Furniture, as well, often had elements combined in ways never found on furniture from other places. A sideboard, for example, would be decorated with a design traced from a fancy bracket from the house's roof.

Routes
A 1995 David Quinton film exploring the British origins of Newfoundland outport furniture design.
Courtesy of the Centre for Innovation in Teaching and Learning, Memorial University.

Other arts were quite plain, although they still had to look the right way according to local tastes to be successful. Through their art of cooking, women produced golden bread or fancy date squares — each the proper shape, colour and texture. The art of making the highest grade saltfish followed the same visual guidelines: the purest white colour, no blemishes, visually pleasing to those who bought it.

Even the most functional arts made sure that they pleased those who used them. The gunnels of a boat were outlined in a different colour, as were the corner boards on a house. The grey socks knitted to keep feet warm on a cold day of woodcutting had stripes of black at the top. Colour has always been important generally in vernacular art; bright colours (usually red or blue) are often applied to objects such as hooked mats or furniture as a way of making them special.

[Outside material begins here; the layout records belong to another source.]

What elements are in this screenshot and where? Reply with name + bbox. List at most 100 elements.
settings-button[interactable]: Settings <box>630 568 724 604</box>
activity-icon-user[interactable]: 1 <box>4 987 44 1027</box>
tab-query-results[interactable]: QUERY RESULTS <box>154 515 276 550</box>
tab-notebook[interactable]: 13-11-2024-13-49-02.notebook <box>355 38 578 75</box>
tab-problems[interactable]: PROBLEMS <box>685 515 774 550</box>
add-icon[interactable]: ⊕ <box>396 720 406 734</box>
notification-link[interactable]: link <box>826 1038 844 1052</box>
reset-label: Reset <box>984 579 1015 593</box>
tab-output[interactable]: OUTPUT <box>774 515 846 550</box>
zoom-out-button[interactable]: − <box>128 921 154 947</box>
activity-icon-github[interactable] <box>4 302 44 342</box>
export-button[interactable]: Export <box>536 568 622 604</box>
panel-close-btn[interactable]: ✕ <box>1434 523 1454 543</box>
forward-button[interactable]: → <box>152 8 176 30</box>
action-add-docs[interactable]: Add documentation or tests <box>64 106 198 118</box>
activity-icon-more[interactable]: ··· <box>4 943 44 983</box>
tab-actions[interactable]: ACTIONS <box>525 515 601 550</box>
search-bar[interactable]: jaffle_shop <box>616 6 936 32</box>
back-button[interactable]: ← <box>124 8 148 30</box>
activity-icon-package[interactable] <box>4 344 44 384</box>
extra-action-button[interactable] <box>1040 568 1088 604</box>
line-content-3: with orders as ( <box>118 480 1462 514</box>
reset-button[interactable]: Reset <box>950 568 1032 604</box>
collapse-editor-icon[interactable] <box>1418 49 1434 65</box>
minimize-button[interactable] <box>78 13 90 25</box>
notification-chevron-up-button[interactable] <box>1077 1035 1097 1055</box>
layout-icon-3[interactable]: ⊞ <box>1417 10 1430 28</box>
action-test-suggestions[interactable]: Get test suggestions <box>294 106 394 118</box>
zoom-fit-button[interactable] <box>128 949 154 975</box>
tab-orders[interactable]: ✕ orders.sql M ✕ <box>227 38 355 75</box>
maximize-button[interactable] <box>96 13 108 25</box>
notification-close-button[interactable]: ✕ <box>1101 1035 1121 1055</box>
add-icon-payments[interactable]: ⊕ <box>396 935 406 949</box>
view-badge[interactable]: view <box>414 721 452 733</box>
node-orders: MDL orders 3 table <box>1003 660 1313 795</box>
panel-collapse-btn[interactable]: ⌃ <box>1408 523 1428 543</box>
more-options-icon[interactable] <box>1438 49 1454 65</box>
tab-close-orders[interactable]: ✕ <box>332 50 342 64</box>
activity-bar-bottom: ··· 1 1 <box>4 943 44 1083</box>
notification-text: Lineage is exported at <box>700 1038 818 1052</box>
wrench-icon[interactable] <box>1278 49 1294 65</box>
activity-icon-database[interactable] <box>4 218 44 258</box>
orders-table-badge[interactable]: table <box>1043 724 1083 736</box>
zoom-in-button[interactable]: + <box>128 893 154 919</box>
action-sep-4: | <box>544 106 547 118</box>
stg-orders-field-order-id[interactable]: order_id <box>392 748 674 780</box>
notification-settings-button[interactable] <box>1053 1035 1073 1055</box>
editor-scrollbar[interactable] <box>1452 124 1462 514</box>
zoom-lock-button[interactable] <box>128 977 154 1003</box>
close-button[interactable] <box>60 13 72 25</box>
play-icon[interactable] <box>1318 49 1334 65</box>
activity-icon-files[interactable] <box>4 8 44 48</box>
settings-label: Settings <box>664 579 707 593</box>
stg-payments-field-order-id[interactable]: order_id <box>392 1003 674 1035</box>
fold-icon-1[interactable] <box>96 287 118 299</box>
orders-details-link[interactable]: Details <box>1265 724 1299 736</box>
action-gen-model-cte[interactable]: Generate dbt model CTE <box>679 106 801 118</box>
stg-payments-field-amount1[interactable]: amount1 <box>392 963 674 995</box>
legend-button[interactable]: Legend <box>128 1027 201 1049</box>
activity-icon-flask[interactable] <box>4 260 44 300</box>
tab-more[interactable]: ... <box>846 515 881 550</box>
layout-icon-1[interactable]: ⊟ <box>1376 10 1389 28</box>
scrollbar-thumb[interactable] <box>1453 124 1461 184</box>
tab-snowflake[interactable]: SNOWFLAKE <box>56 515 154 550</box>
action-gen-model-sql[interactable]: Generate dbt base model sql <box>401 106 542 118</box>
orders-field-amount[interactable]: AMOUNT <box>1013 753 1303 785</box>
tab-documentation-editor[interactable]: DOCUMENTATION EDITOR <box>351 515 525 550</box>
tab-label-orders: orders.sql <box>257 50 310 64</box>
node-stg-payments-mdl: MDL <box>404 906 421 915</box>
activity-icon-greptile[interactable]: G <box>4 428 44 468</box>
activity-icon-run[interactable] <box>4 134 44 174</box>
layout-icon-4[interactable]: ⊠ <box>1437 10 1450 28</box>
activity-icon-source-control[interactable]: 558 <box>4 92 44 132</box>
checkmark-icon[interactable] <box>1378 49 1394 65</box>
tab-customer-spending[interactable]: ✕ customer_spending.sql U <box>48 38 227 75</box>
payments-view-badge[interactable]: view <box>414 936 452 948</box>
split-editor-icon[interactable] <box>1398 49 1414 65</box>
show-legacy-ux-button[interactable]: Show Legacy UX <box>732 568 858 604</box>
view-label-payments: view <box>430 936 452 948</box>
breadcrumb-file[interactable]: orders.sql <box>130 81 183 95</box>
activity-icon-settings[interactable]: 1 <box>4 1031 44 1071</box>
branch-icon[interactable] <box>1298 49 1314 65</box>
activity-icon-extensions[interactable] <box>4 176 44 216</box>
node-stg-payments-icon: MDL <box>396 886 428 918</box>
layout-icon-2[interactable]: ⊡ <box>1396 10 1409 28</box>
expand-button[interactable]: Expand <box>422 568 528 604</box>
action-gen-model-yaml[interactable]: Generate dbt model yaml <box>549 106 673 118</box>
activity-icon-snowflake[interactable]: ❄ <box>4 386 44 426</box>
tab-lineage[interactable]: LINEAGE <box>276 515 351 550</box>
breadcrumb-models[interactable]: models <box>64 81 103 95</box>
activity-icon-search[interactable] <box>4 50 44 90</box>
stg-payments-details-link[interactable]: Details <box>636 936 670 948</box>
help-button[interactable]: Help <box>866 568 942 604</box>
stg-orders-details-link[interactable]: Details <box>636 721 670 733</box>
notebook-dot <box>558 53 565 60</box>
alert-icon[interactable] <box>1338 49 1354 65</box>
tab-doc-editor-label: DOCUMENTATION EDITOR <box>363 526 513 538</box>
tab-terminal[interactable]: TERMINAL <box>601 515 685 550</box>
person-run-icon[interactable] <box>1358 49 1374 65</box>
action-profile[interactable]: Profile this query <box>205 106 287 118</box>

Vernacular Art: Not Always Obvious

But vernacular art is not limited to these obvious objects. The way that Newfoundlanders organize the spaces in their community — how smaller objects are grouped together to form larger patterns — become experiments in art. A good example is the well-set table with the carefully positioned best china, the best tablecloth, the best food, and a cup of tea for the visitor, laid out in an attentively organized artistic collage. The different ways of building a fence — wrigglin' or longer, shortlar, palen board — all meticulously position timber finished in differing degrees (chopped, sawn, painted) until the fence looks right.

Wrigglin Fences.
A short film directed by Don Wright, that follows the Paddy Brothers of Port Kirwan as they build a traditional wrigglin fence.
From the Digital Archives Initiative at Memorial University, © 1977.
A Longer Fence in Calvert, Southern Shore
A Longer Fence in Calvert, Southern Shore
Reproduced by permission of Dr. Gerry Pocius, Memorial University of Newfoundland, St. John's, NL. Photo ©1977.
A Palen Fence in Keeles, Bonavista Bay
A Palen Fence in Keeles, Bonavista Bay
Reproduced by permission of Dr. Gerry Pocius, Memorial University of Newfoundland, St. John's, NL. Photo ©1984.

Even vegetable gardens followed their own particular rules on how to look; potatoes would be set so that ridges and furrows would form parallel patterns, indicating to neighbours that the rhythms of the growing crops would be equally methodical.

Vernacular art, then, fills the day-to-day life of ordinary Newfoundlanders who have always been responsible for fashioning so many of the things that they use in daily life. Objects brought into the community have served as sources of design for local things, so that vernacular art achieved a level of creativity that expensive objects, constrained by the boundaries of fashion, did not exhibit. What is unique to Newfoundland art in many cases is the furniture, the hooked mats, the house decorations, the fences, mits — and so many other things — that were made through a combining of ideas from the individual, the community, and the outside world. Newfoundland vernacular art is as progressive, as innovative, as challenging as any modern art form found in a gallery or museum.